Für Use Case 1 berichtete die Arbeitsgruppe um Professor Danny Kowerko von der TU Chemnitz und Benny Platte von der Hochschule Mittweida. Aufgaben der Forschenden aus Mittweida sind die Anwendung und Optimierung von Verfahren zur KI-basierten augenheilkundlichen und diabetischen Analyse und Therapievorhersage sowie zur KI-basierten Datenexploration und -visualisierung. Das Ziel besteht in der Entwicklung und Evaluation computergestützter Entscheidungshilfen für Ärzte, die Patienten mit Augenkrankheiten behandeln, die in Verbindung mit diabetologischen Erkrankungen stehen. Mithilfe von KI sollen Daten aus beiden Krankheitsverläufen kombiniert werden, um präzisere Vorhersagen zu ermöglichen, die die Auswahl geeigneter Therapien unterstützen und langfristig die Behandlungsoptionen verbessern.

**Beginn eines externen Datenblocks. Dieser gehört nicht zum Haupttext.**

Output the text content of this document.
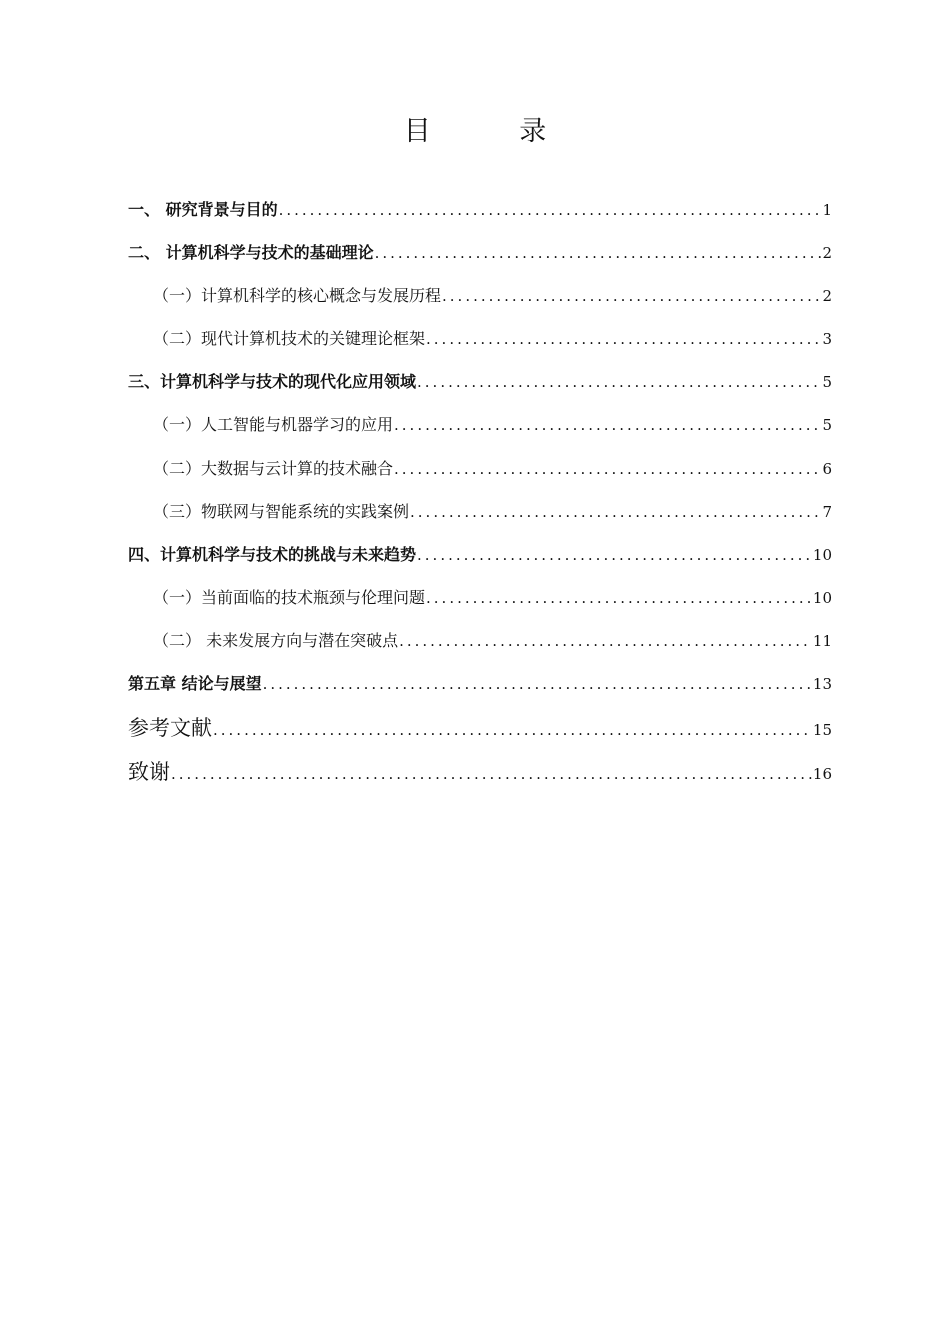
目 录
一、 研究背景与目的 .....	1
二、 计算机科学与技术的基础理论 .....	2
（一）计算机科学的核心概念与发展历程 .....	2
（二）现代计算机技术的关键理论框架 .....	3
三、计算机科学与技术的现代化应用领域 .....	5
（一）人工智能与机器学习的应用 .....	5
（二）大数据与云计算的技术融合 .....	6
（三）物联网与智能系统的实践案例 .....	7
四、计算机科学与技术的挑战与未来趋势 .....	10
（一）当前面临的技术瓶颈与伦理问题 .....	10
（二） 未来发展方向与潜在突破点 .....	11
第五章 结论与展望 .....	13
参考文献 .....	15
致谢 .....	16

Zu den wichtigsten Fortschritten im Projekt der vergangenen Monate gehören: die Einrichtung des ersten nicht-universitären DIZ (Datenintegrationszentrum) am Klinikum Chemnitz, das an die Medizininformatik-Initiative (MII) angebunden ist. Außerdem erlaubt die Vernetzung mit Fachgesellschaften wie der Technologie- und Methodenplattform für die vernetzte medizinische Forschung (TMF e.V.), der Deutschen Hochdruckliga, dem Sächsischen Hausärztinnen- und Hausärzteverband (SHÄV) sowie der Deutschen Gesellschaft für Telemedizin (DGTelemed) ein gemeinsames Bearbeiten von Forschungsfragen. Schließlich ermöglichen neue interdisziplinäre Studienpartnerschaften die partizipative Nutzbarmachung umfangreicher Datenschätze mit niedergelassenen Ärzt:innen.
Studium trifft Praxis
Professor Marc Ritter, auch Dekan der Fakultät Angewandte Computer- und Biowissenschaften der Hochschule Mittweida, nutzte die Gelegenheit, das Mittweidaer Modell der akademischen Ausbildung in der Medieninformatik vorzustellen. Im Bachelorstudiengang „Medieninformatik und Interaktives Entertainment“ ist eine über drei Semester laufende Lernfeldreihe „Wissenschaft und Wirtschaft integriert. Dort entwickeln die Studierenden in Gruppen interaktive Softwareprodukte.
Das Besondere: Die Themen dafür kommen, wie im späteren Berufsleben auch, aus einem breiten Spektrum von Partner:innen aus Wissenschaft und Wirtschaft. So entstanden in der Vergangenheit Prototypen für ein virtuell begehbares Auge sowie einen für das Behandlungsvorzimmer angedachten Amsler-Gitter-Test zur frühen Erkennung von Netzhautschäden inklusive Fragebogen zur schnellen Anamnese mittels Tablet-PC. Auch die Entwicklung von Benutzeroberflächen für ein onkologisches Patient:innenportal ist angedacht. Ritter ist überzeugt, dass seine Studierenden für die Bedienbarkeit und Attraktivität eines solchen Portals wertvolle Impulse liefern können.
Hochschulinterne und externe Stakeholder und Dozent:innen leiten die Studierenden bei der Bearbeitung der umfangreichen Aufgaben über den ganzen Bearbeitungsprozess hinweg an. So meistern sie elementare Projektschritte in interdisziplinären Aufgaben und lernen von Anfang an, sich mit den Anforderungen ihrer „Auftraggeber:innen“ auseinanderzusetzen. Zum strukturierten Ablauf gehören regelmäßige Konsultationen, in denen die Studierenden ihren Fortschritt präsentieren und Feedback erhalten – sowie am Ende jeden Semesters die gemeinsame Abschlusspräsentationen vor den Dozent:innen, Kommiliton:innen und den externen Partner:innen.
Die Modulreihe „Wissenschaft und Wirtschaft“ ist elementarer Bestandteil des studiengangsübergreifenden Lehrkonzepts „Digital Skills and Products“ von Ritter und seinen Professorenkollegen Christian Roschke und Matthias Vodel. Ritter wurde hierfür im Jahr 2021 mit dem Sächsischen Lehrpreis ausgezeichnet.
Der Medical Information Hub in Saxony wird im Rahmen der Medizininformatik-Initiative des Bundes vom Bundesministerium für Bildung und Forschung gefördert.